Am really sorry for this. Just a quick update, the ZFS to Linux demo is available right now. The code would be available on and after sep 15th.
The following are the details of the beta release scheduled for 15th sep:
Zpool Version: 18
Solaris Build: b121
Linux distros supported ( 64 bit Only) : Fedora 12 (rpms), RHEL 6 beta 2 (rpms), Ubuntu 10.04 (make from source)
Sorry for the delay by a couple of weeks, we are just into the mode of fine tuning the code before handing it over for testing at your end.
@michael. Sincere apologies Mike. I know you have been waiting to get your hands on linux. Sorry to keep you waiting till sep 15th. We were to hand over the code, but want to run proper tests on it, some fixes and do some rigorous testing at our end before we start handing it over to customers. I hope you understand, dont want to hand over a code half checked for bugs.
Please bear with us for the next two weeks.
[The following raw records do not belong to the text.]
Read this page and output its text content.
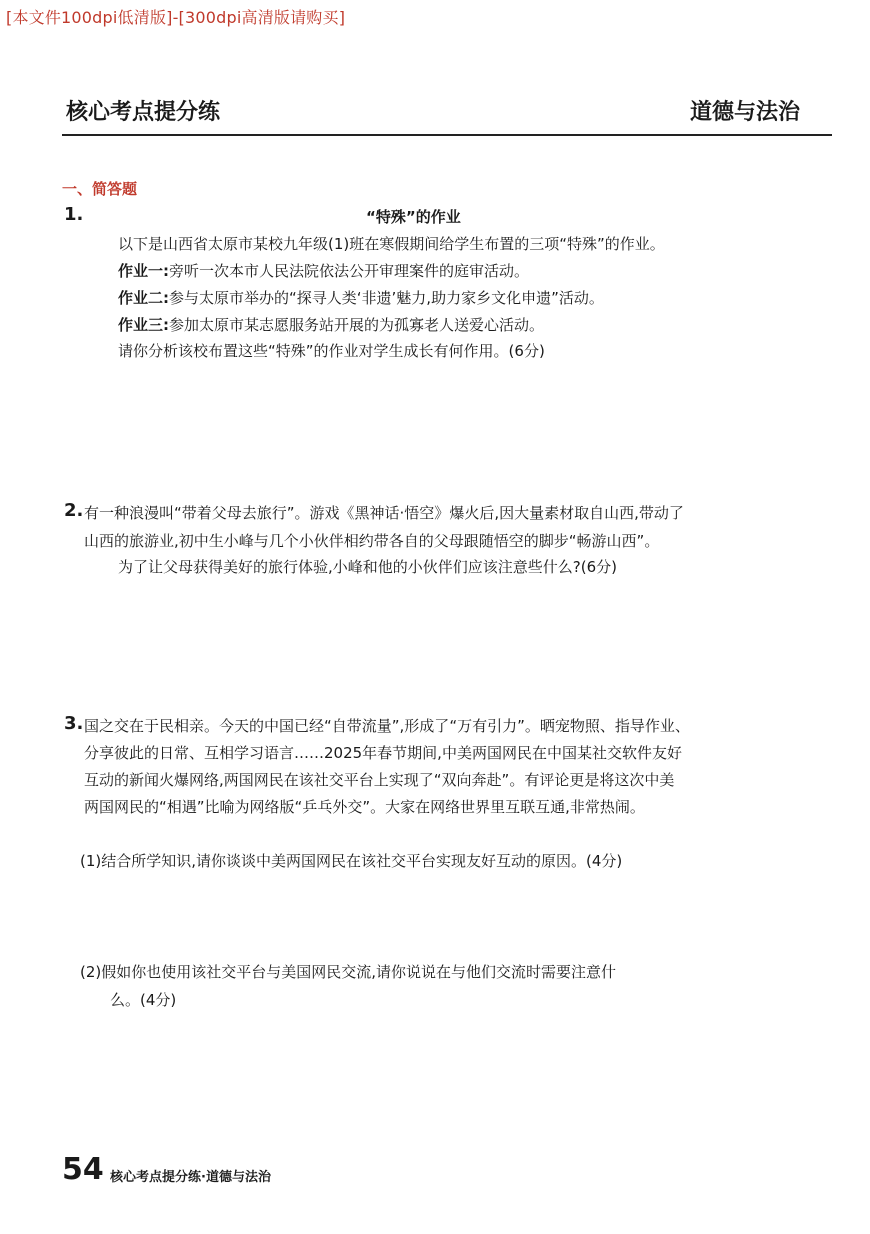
[本文件100dpi低清版]-[300dpi高清版请购买]
核心考点提分练	道德与法治
一、简答题
1.	“特殊”的作业
以下是山西省太原市某校九年级(1)班在寒假期间给学生布置的三项“特殊”的作业。
作业一:旁听一次本市人民法院依法公开审理案件的庭审活动。
作业二:参与太原市举办的“探寻人类‘非遗’魅力,助力家乡文化申遗”活动。
作业三:参加太原市某志愿服务站开展的为孤寡老人送爱心活动。
请你分析该校布置这些“特殊”的作业对学生成长有何作用。(6分)
2. 有一种浪漫叫“带着父母去旅行”。游戏《黑神话·悟空》爆火后,因大量素材取自山西,带动了
山西的旅游业,初中生小峰与几个小伙伴相约带各自的父母跟随悟空的脚步“畅游山西”。
为了让父母获得美好的旅行体验,小峰和他的小伙伴们应该注意些什么?(6分)
3. 国之交在于民相亲。今天的中国已经“自带流量”,形成了“万有引力”。晒宠物照、指导作业、
分享彼此的日常、互相学习语言……2025年春节期间,中美两国网民在中国某社交软件友好
互动的新闻火爆网络,两国网民在该社交平台上实现了“双向奔赴”。有评论更是将这次中美
两国网民的“相遇”比喻为网络版“乒乓外交”。大家在网络世界里互联互通,非常热闹。
(1)结合所学知识,请你谈谈中美两国网民在该社交平台实现友好互动的原因。(4分)
(2)假如你也使用该社交平台与美国网民交流,请你说说在与他们交流时需要注意什
么。(4分)
54 核心考点提分练·道德与法治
We can schedule a demo though if you want to have a look.
Well you've just proven yourself to be a useless ignorant piece of work. FUSE too difficult for you to comprehend? TOUGH. If you can't appreciate FUSE, then I'm TOTALLY certain that you can't handle kernel programming.
Originally Posted by darshin
Here's one vote against EVER including ANY code you develop in the kernel.
Let me guess; it will be freely available and downloadable at no cost and will full source code, right?
Now that Oracle has killed OpenSolaris and the ZFS code will be outdated on purpose just to make Oracle's products nicer, and after the Java lawsuit, there's no way I'm going to care about any other fs than Btrfs.
But doesn't the principal BTRFS developer work for Oracle?
Originally Posted by diegocg
There seems to be a real BTRFS bias among the Phoronix writers. I guess this is a Linux forum after all, but ZFS is currently a superior filesystem. The RAID support is mature, and it has been in production several years.
I've been running a ZFS-FUSE RAIDZ2 for some time on my Ubuntu server, and it's been rock-solid.
BTRFS is still in early beta, is missing object-level RAID, and seems to have very poor userspace utilities. ZFS has a 5 year head start. BTRFS may certainly catch up, and the ongoing development of ZFS is uncertain given the demise of OpenSolaris, but currently ZFS is a better choice for reliable redundant storage. Improved raw performance on a few benchmarks means little without safety.